We were going through our Literature paper today, discussing a poem by Derek Walcott (Nobel Prize for Literature) from one of the questions...and it really is a very, very obscure poem. Not obscure in that no one's ever heard of it (although I certainly hadn't, when I went into the exam...which just goes to show how much I study for Literature), but obscure in its allusions and references. The poet just assumes you're going to know that "veiled queen whose girth as comfortable as cushions" is a reference to Queen Elizabeth, and that "Papa! Papa!" isn't a call for a patriarchal figure, but an invocation of the name of a despotic Haitian leader, and that "changing of the statues" is a satirical mockery of the British changing of the guards. Talk about presumptuous. Bah. I don't suppose he's a Nobel Literature Prize winner for nothing, but really, I think there's something to be said about making poetry accessible as well as intelligent. Bah.

Which brings me on to something I've always wondered about. Those of you who do Literature will know what I mean when I say "critical analysis" of a poem, and you'll all be familiar with the vast amount of - dare I say it - bullshit that you can come up with about a poem. E.g.:

"The informal, lower-case term "gri-gri" is a stark contrast to the formal (and therefore unfamiliar) upper-case syntax of "Whitehall" and "White Papers". This is an important distinction which implies not only the incongruence of these "White Papers" and the "Independence Parades", but also serves to emphasize the "otherness" of the Parades to the persona, thus allowing the reader to sympathize with him."

Load of bollocks. Now my point is, we can sit here and analyze poems until Chaucer's cows come home, but how much of what we are reading from the poem was actually intended to be read? I mean, did Derek Walcott, when penning the abovementioned poem ("Parades, Parades"), actually intend for those "White Papers" to be taken as a symbolic example of the "otherness" of British colonialism? Or was he writing - dare I say it - a whole load of bollocks, and is having a ball of a time laughing at us Year 13 students trying to muster some semblance of analytical sophistication in our A-level essays? Do all poets do this??

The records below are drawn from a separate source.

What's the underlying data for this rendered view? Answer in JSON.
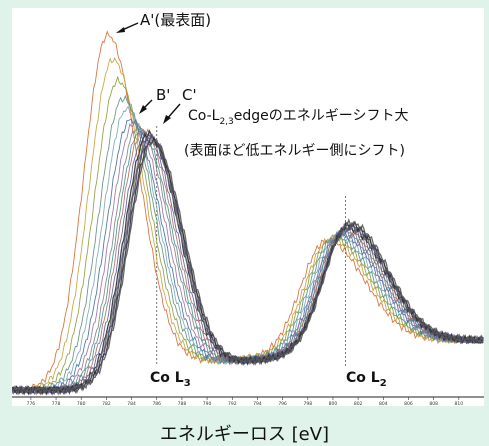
{
  "chart_data": {
    "type": "line",
    "title": "",
    "xlabel": "エネルギーロス [eV]",
    "ylabel": "",
    "xlim": [
      774.5,
      812
    ],
    "x_ticks": [
      776,
      778,
      780,
      782,
      784,
      786,
      788,
      790,
      792,
      794,
      796,
      798,
      800,
      802,
      804,
      806,
      808,
      810
    ],
    "y_ticks": [],
    "grid": false,
    "legend": "none",
    "n_spectra": 16,
    "series_colors": [
      "#d7682f",
      "#c2a13a",
      "#8a9b3b",
      "#5b8f7a",
      "#7aa4bd",
      "#3d6f9c",
      "#9a6fa8",
      "#7f7f7f",
      "#3f8f8f",
      "#b36a5e",
      "#5a5aa0",
      "#2f2f2f",
      "#6a6a6a",
      "#4a4a7a",
      "#333333",
      "#555555"
    ],
    "series": [
      {
        "name": "",
        "L3_peak_eV": 782.1,
        "L2_peak_eV": 799.4,
        "L3_intensity": 1.0
      },
      {
        "name": "",
        "L3_peak_eV": 782.5,
        "L2_peak_eV": 799.7,
        "L3_intensity": 0.93
      },
      {
        "name": "",
        "L3_peak_eV": 782.9,
        "L2_peak_eV": 799.9,
        "L3_intensity": 0.87
      },
      {
        "name": "",
        "L3_peak_eV": 783.3,
        "L2_peak_eV": 800.1,
        "L3_intensity": 0.82
      },
      {
        "name": "",
        "L3_peak_eV": 783.6,
        "L2_peak_eV": 800.3,
        "L3_intensity": 0.79
      },
      {
        "name": "",
        "L3_peak_eV": 783.9,
        "L2_peak_eV": 800.5,
        "L3_intensity": 0.76
      },
      {
        "name": "",
        "L3_peak_eV": 784.2,
        "L2_peak_eV": 800.6,
        "L3_intensity": 0.75
      },
      {
        "name": "",
        "L3_peak_eV": 784.5,
        "L2_peak_eV": 800.7,
        "L3_intensity": 0.74
      },
      {
        "name": "",
        "L3_peak_eV": 784.7,
        "L2_peak_eV": 800.8,
        "L3_intensity": 0.73
      },
      {
        "name": "",
        "L3_peak_eV": 784.9,
        "L2_peak_eV": 800.9,
        "L3_intensity": 0.73
      },
      {
        "name": "",
        "L3_peak_eV": 785.1,
        "L2_peak_eV": 801.0,
        "L3_intensity": 0.72
      },
      {
        "name": "",
        "L3_peak_eV": 785.3,
        "L2_peak_eV": 801.1,
        "L3_intensity": 0.72
      },
      {
        "name": "",
        "L3_peak_eV": 785.4,
        "L2_peak_eV": 801.1,
        "L3_intensity": 0.71
      },
      {
        "name": "",
        "L3_peak_eV": 785.5,
        "L2_peak_eV": 801.2,
        "L3_intensity": 0.71
      },
      {
        "name": "",
        "L3_peak_eV": 785.6,
        "L2_peak_eV": 801.2,
        "L3_intensity": 0.7
      },
      {
        "name": "",
        "L3_peak_eV": 785.7,
        "L2_peak_eV": 801.3,
        "L3_intensity": 0.7
      }
    ],
    "reference_lines": [
      {
        "label": "Co L",
        "sub": "3",
        "x": 786.0
      },
      {
        "label": "Co L",
        "sub": "2",
        "x": 801.0
      }
    ],
    "annotations": {
      "a_label": "A'(最表面)",
      "b_label": "B'",
      "c_label": "C'",
      "shift_line1_prefix": "Co-L",
      "shift_line1_sub": "2,3",
      "shift_line1_suffix": "edgeのエネルギーシフト大",
      "shift_line2": "(表面ほど低エネルギー側にシフト)"
    }
  }
}
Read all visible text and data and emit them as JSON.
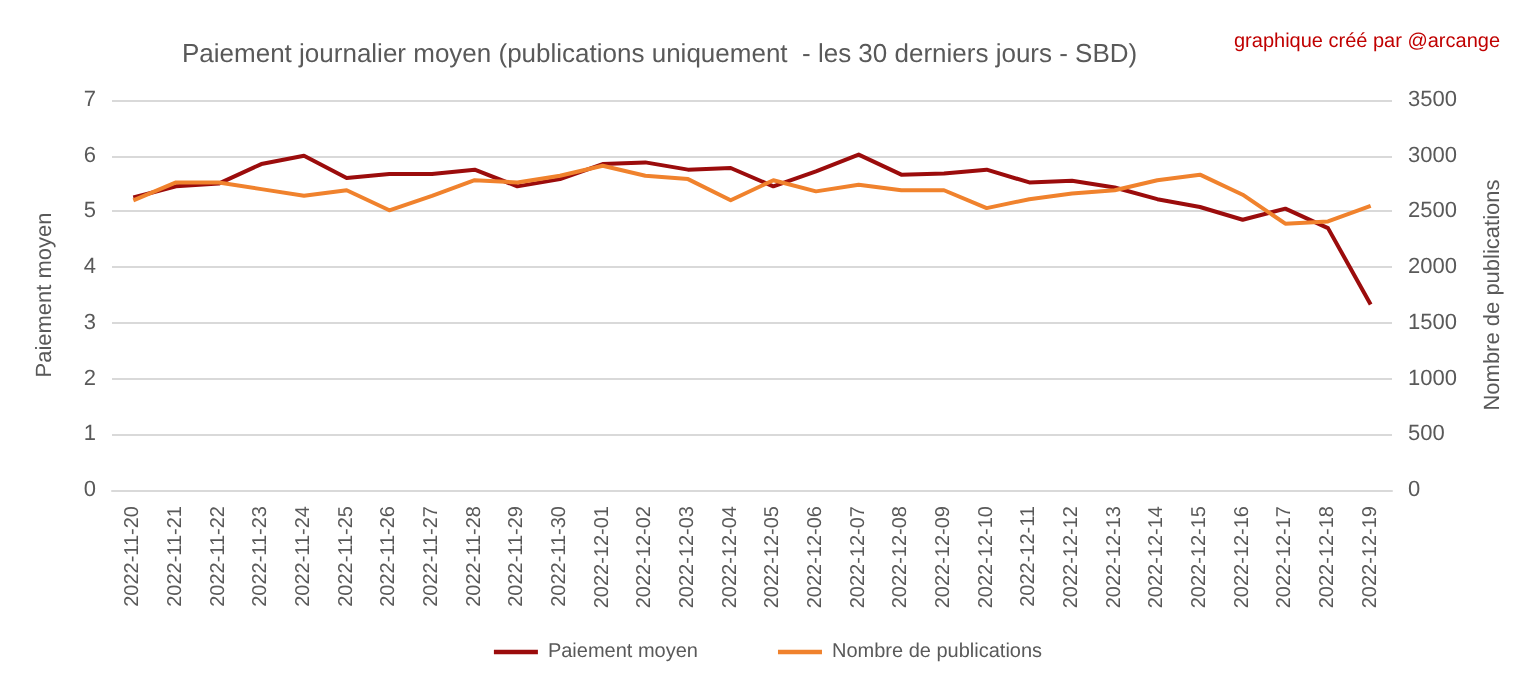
{
  "chart_data": {
    "type": "line",
    "title": "Paiement journalier moyen (publications uniquement  - les 30 derniers jours - SBD)",
    "annotations": [
      "graphique créé par @arcange"
    ],
    "ylabel": "Paiement moyen",
    "y2label": "Nombre de publications",
    "categories": [
      "2022-11-20",
      "2022-11-21",
      "2022-11-22",
      "2022-11-23",
      "2022-11-24",
      "2022-11-25",
      "2022-11-26",
      "2022-11-27",
      "2022-11-28",
      "2022-11-29",
      "2022-11-30",
      "2022-12-01",
      "2022-12-02",
      "2022-12-03",
      "2022-12-04",
      "2022-12-05",
      "2022-12-06",
      "2022-12-07",
      "2022-12-08",
      "2022-12-09",
      "2022-12-10",
      "2022-12-11",
      "2022-12-12",
      "2022-12-13",
      "2022-12-14",
      "2022-12-15",
      "2022-12-16",
      "2022-12-17",
      "2022-12-18",
      "2022-12-19"
    ],
    "series": [
      {
        "name": "Paiement moyen",
        "color": "#9b0c0c",
        "values": [
          5.25,
          5.45,
          5.5,
          5.85,
          6.0,
          5.6,
          5.67,
          5.67,
          5.75,
          5.45,
          5.58,
          5.85,
          5.88,
          5.75,
          5.78,
          5.45,
          5.72,
          6.02,
          5.66,
          5.68,
          5.75,
          5.52,
          5.55,
          5.43,
          5.22,
          5.08,
          4.85,
          5.05,
          4.7,
          3.33
        ]
      },
      {
        "name": "Nombre de publications",
        "color": "#f0822d",
        "axis": "y2",
        "values": [
          2600,
          2760,
          2760,
          2700,
          2640,
          2690,
          2510,
          2640,
          2780,
          2760,
          2820,
          2910,
          2820,
          2790,
          2600,
          2780,
          2680,
          2740,
          2690,
          2690,
          2530,
          2610,
          2660,
          2690,
          2780,
          2830,
          2650,
          2390,
          2410,
          2550
        ]
      }
    ],
    "ylim": [
      0,
      7
    ],
    "yticks": [
      0,
      1,
      2,
      3,
      4,
      5,
      6,
      7
    ],
    "y2lim": [
      0,
      3500
    ],
    "y2ticks": [
      0,
      500,
      1000,
      1500,
      2000,
      2500,
      3000,
      3500
    ],
    "grid": "y",
    "legend": "bottom",
    "marker": "none",
    "line_style": "solid"
  }
}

I remember, way back in Year 12, that we had an assignment to write a poem of our own. I wrote one entitled "Balloons". When I gave it to (I think it was) William to analyze, he came up with this very sophisticated interpretation of how it symbolically represented the evolution of a fetus in the womb, and was a social comment on the fallability of women's rights in a modern, increasingly asexual society. He concluded that the poem was suggesting that the human race was doomed to self-imposed extermination.

And I had written about a kid blowing up a balloon.

I learned some valuable lessons from this. Heed my words, fellow literature students.

Anyway, spent most of the evening watching my gorgeous kickboxing instructor, well, kickbox...while, of course, kicking myself for not having the foresight to bring a camera (shirt off and everything, ooer. Ditzy enough? :P).